SOCIALIZAÇÃO PERSONALIZADORA, imagem da TRINDADE, eis a SÍNTESE da Doutrina da Igreja. Socialismo com mercado socialista

01/09/2018By Luiz Francisco Fernandes de Souza Economia, Filosofia e Religião

A doutrina cristã quer uma socialização com personalização, uma ordem social natural, que concilie justiça social e liberdade pessoal

A boa socialização, que mantém e amplia a subjetividade da sociedade (os direitos das pessoas, das famílias etc), a que concilia e harmoniza o bem pessoal, familiar e social, ou seja, é a realização do bem comum.

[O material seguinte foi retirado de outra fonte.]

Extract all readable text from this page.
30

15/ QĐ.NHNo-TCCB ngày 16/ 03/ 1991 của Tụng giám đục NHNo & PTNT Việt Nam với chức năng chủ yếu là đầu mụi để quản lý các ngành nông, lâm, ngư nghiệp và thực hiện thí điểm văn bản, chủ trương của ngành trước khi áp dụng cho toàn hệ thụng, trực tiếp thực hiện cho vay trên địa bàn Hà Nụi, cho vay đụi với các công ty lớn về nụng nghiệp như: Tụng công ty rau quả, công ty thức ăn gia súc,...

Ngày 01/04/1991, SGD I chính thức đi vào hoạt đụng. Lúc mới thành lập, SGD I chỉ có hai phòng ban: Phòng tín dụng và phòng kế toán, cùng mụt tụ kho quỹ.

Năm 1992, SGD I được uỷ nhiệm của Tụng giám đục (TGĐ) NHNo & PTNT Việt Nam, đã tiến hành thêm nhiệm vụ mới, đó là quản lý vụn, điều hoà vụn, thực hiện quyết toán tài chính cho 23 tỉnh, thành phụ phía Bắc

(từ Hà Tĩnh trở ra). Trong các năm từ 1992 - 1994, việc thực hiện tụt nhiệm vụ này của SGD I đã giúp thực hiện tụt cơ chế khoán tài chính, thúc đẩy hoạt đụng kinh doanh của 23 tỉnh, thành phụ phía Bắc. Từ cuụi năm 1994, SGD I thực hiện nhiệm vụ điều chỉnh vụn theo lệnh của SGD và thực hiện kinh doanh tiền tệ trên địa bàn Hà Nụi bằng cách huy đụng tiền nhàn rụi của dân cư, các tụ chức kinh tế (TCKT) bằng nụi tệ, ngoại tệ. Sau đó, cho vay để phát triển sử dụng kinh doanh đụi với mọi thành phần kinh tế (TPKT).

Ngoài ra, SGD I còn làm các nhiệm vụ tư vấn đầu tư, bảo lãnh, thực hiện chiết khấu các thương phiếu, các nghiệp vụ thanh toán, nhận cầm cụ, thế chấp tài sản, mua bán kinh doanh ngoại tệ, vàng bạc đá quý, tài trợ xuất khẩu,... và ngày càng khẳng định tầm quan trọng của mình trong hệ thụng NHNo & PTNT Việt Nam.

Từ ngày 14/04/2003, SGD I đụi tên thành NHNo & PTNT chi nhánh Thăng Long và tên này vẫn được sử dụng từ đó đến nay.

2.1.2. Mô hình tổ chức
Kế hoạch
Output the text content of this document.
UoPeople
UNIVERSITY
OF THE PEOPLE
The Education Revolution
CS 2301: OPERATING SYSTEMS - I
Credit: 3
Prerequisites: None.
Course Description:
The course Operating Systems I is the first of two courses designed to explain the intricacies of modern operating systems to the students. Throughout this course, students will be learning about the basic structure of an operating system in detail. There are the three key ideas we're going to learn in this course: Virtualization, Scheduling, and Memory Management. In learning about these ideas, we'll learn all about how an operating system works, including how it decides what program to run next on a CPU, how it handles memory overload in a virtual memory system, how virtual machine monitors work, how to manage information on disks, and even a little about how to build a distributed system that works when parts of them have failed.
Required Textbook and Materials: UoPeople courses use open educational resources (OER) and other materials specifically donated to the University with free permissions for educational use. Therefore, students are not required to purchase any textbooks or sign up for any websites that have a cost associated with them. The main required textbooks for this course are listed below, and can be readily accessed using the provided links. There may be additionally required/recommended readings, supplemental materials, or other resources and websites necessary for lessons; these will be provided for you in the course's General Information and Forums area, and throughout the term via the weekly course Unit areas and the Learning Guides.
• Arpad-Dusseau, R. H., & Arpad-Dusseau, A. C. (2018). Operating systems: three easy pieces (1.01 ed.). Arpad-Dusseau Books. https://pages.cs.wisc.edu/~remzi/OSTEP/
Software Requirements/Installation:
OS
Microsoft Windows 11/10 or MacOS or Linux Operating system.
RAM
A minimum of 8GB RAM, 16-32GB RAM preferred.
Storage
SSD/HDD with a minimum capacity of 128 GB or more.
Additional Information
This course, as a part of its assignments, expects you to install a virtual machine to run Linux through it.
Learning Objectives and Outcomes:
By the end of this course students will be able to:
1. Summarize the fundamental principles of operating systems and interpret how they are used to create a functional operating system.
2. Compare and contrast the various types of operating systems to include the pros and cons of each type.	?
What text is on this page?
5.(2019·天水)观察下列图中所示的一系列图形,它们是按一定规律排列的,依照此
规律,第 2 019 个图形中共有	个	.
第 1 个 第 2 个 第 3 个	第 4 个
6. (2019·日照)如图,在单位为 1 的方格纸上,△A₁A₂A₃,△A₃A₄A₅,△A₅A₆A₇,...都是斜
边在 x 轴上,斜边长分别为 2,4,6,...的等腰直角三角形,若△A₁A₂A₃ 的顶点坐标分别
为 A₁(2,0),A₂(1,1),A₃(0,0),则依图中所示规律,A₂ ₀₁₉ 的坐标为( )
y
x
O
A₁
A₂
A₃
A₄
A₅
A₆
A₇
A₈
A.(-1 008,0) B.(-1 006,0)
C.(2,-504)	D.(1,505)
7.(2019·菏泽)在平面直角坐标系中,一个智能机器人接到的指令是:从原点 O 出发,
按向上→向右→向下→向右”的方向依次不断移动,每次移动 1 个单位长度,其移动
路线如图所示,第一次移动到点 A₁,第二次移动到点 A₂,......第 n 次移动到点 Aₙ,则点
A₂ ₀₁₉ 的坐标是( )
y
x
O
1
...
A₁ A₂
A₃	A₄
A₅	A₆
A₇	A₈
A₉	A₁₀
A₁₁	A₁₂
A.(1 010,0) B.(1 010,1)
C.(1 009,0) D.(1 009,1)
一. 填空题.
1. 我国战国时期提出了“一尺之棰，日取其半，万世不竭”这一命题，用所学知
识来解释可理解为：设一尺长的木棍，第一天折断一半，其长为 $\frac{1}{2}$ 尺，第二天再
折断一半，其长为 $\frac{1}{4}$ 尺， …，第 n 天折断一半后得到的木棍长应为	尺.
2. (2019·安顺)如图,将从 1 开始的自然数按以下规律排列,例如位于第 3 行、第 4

Na linha da Tradição da Igreja, o padre jesuíta Teilhard de Chardin deixou textos geniais mostrando que a linha evolutiva do universo é baseada na SOCIALIZAÇÃO PERSONALIZADORA, com o MÁXIMO DE SOCIALIZAÇÃO e o MÁXIMO DE PERSONALIZAÇÃO. 

A socialização, urgida por João XXIII e Paulo VI, exige o planejamento público participativo e outras formas de intervenção participativa, estatal e social, como, por exemplo: estatais para bens e recursos que atribuem excesso de poder (bancos, siderurgia, petróleo etc, cf. Pio XI, na “Quadragesimo”), dirigismo, o controle de preços e de câmbio, por regras e regulamentações.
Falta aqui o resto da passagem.